Ivy_Alpha[d], KartikPrabhu1, KartikPrabhu, edburns[d], Seirdy, gRegor, ur5us, [jeremyfelt], P1000[d], gRegorLove_ and IntriguedWow[d] joined the channel; KartikPrabhu left the channel
@CircleReaderSo, way back when, I tried encoding hReview microformats into some #WordPress book-blog posts, and even styling them like blocks — but I was never a full time front end web dev, just an enthusiastic learner & believer in what has now, apparently, become the #IndieWeb community. (twitter.com/_/status/1471183567438950400)
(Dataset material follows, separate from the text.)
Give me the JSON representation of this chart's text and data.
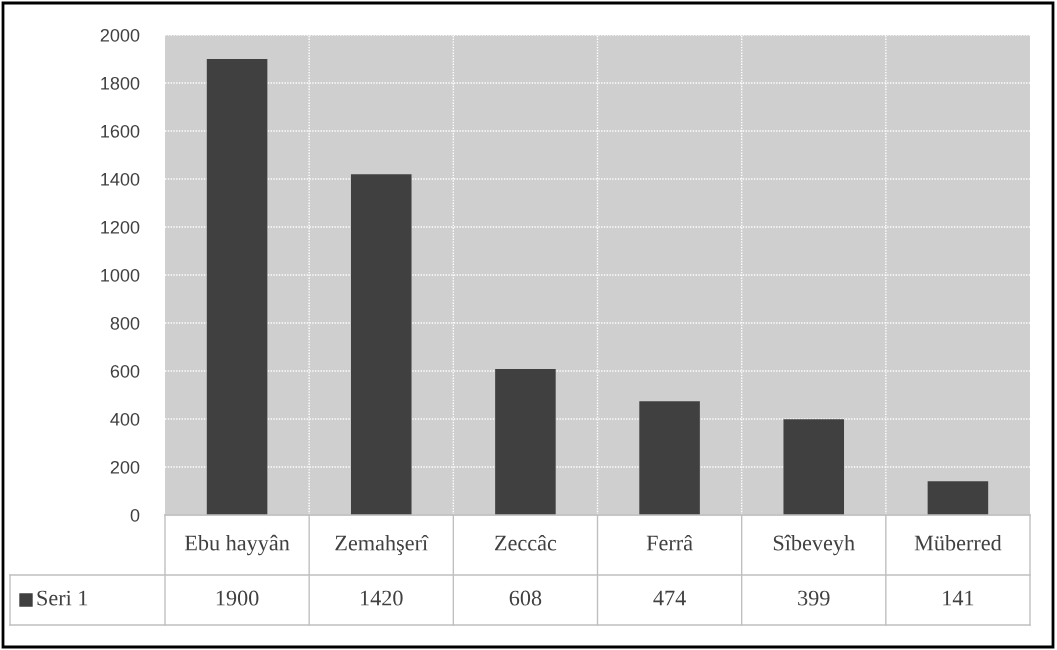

gRegorYeah, a stretch goal of mine for the indieweb gift calendar was to get that released. Would love any input and help. I think it's pretty much ready
ZegnatMaybe I was. Though most of the stuff I did last for the PHP parser was making it use the latest version of the test suite and massage those into something that made sense.
ZegnatI am ... ambivelent to the mbstring merge? My worry is not so much about the code as it is about the maintanence of said code. I personally do not want to maintain a charset sniffer as part of the mf2 parser just so we can get rid of multibyte functions (that I think ship by default with PHP these days?)
ZegnatI do not know of any PHP tools like ftfy. I also do not think it would help? From https://ftfy.readthedocs.io/en/latest/detect.html is sounds like ftfy already expects unicode in, and will try to not touch bytes that it deems are correct. IIRC the whole problem for mf2 parser in PHP is that the PHP HTML parser throws a hissyfit on certain encodings thus we need to force-normalise it wholesale?
ZegnatProbably because PHP lacks a real HTML parser, it is all handled by whatever version of libxml was pulled in by your distro when PHP was compiled.
[KevinMarks]PHP encoding is a dice roll by PHP version, as different ones assumed different encodings for bytes by default, and it tends to mix with MySQL, who add special new subsets too.